Für unser Land called for the maintenance of the DDR as "a society with solidarity, where peace and social justice, individual freedom, freedom of movement and the conservation of the environment are guaranteed" and expressed concern about "a sell-out of our material and moral values".
The petition was signed by 200,000 people in the first two weeks, including Egon Krenz (the last SED leader of the DDR) and Lothar de Mazière (a CDU politician), up to 1.17 million by January 1990 (and 12,500 negative responses). Strangely enough, the
introduction to the document in the Federal Archive says about these numbers that:
"At the same time the amount of approvals reflects the situation in the DDR in late 1989. Only 10 to 15% of the population still supported the maintenance of socialism and their own state. The vast majority of the citizens wanted either a reunification or a confederation with the BRD as speedily as possible, and to achieve a marked improvement in living standards that way."

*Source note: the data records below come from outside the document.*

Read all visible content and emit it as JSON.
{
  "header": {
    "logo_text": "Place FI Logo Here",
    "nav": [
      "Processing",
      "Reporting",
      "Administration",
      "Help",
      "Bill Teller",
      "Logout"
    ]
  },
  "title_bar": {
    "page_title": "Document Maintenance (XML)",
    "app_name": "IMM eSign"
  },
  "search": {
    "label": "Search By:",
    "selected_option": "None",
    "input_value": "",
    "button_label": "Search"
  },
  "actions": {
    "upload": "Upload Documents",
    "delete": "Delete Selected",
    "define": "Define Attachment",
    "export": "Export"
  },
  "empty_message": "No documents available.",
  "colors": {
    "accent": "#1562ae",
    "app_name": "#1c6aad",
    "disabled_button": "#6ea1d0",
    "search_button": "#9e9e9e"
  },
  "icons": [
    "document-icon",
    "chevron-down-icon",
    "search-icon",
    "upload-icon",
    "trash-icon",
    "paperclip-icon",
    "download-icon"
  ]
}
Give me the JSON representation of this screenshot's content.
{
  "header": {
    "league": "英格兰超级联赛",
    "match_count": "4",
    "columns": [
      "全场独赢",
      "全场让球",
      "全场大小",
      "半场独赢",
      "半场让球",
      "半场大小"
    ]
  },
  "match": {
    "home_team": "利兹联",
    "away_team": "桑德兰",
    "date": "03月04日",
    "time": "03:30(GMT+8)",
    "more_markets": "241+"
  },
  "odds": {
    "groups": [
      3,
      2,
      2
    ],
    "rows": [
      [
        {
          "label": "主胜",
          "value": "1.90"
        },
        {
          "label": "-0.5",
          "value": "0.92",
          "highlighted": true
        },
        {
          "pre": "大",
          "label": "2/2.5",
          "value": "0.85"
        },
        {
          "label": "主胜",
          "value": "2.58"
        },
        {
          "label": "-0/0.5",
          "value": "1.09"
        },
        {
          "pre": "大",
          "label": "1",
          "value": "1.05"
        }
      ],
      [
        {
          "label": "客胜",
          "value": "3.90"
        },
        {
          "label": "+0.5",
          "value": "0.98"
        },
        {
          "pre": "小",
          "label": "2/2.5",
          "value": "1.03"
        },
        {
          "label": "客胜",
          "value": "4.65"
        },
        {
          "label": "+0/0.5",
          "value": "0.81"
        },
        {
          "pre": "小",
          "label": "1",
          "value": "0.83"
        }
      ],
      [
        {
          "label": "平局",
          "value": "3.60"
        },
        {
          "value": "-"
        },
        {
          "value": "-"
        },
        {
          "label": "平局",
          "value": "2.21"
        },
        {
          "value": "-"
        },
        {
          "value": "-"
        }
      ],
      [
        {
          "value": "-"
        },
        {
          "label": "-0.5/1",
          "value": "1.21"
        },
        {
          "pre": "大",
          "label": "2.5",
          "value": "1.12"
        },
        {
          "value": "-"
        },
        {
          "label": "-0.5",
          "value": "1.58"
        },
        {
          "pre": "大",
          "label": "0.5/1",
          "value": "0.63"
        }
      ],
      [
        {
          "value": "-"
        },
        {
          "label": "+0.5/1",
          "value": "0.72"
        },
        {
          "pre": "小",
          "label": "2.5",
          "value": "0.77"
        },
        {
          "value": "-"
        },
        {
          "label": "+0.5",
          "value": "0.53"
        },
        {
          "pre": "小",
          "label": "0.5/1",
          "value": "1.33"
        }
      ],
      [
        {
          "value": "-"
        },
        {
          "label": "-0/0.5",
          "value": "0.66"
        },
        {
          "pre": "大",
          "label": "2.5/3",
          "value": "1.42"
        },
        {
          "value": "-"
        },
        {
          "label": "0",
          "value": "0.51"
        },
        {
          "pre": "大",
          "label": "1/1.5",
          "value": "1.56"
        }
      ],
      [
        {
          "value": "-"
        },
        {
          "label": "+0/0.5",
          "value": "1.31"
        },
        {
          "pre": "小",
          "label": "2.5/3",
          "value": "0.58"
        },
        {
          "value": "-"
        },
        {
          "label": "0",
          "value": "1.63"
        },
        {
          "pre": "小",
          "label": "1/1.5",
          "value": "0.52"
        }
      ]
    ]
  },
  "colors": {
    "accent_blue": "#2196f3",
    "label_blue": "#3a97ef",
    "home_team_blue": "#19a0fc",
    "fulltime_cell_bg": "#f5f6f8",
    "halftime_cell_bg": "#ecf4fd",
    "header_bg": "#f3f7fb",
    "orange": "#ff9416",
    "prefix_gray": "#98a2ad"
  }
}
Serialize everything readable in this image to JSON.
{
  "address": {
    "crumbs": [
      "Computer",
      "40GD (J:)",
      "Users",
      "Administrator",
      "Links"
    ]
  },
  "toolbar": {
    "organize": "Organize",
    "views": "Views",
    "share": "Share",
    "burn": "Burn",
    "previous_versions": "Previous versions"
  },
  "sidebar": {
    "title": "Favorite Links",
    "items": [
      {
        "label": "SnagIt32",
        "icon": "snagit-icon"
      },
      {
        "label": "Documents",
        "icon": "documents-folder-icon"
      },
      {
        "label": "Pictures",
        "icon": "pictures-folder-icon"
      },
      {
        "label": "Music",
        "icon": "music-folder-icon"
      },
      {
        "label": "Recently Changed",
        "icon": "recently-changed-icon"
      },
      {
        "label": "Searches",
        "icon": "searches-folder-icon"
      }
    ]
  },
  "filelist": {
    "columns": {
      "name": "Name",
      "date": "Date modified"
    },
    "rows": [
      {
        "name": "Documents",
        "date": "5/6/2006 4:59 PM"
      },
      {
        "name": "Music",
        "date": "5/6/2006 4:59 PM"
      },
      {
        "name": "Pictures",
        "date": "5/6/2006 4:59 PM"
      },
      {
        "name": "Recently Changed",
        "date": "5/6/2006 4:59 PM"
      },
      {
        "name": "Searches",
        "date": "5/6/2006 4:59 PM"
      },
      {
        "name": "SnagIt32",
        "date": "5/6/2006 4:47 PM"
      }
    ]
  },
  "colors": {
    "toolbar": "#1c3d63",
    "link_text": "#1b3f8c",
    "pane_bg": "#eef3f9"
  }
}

I don't know about the methods by which this petition was propagated, but considering that obviously only a certain percentage of the population will bother to sign a petition or participate in an opinion poll, it seems very unlikely to me that the 10-15% who supported this statement were the only ones, and that the rest of the population must therefore necessarily be against it. However, the CDU, now led by De Mazière, ran on a pro-reunification platform and won the 1990 election in the DDR by a landslide, so popular support must have been stronger than just "old nazis" as Mabool said.
Of course, the "improvement of living standards" that they expected now looks incredibly naive. And this election was also a bit questionable, given the vast material support given by the West German political parties to their new DDR sister parties. Between the clout of the western parties and the already present infrastructure of the PDS, the DDR dissident movements that participated in electoral lists outside of the imported western parties were blown away in the "imported election".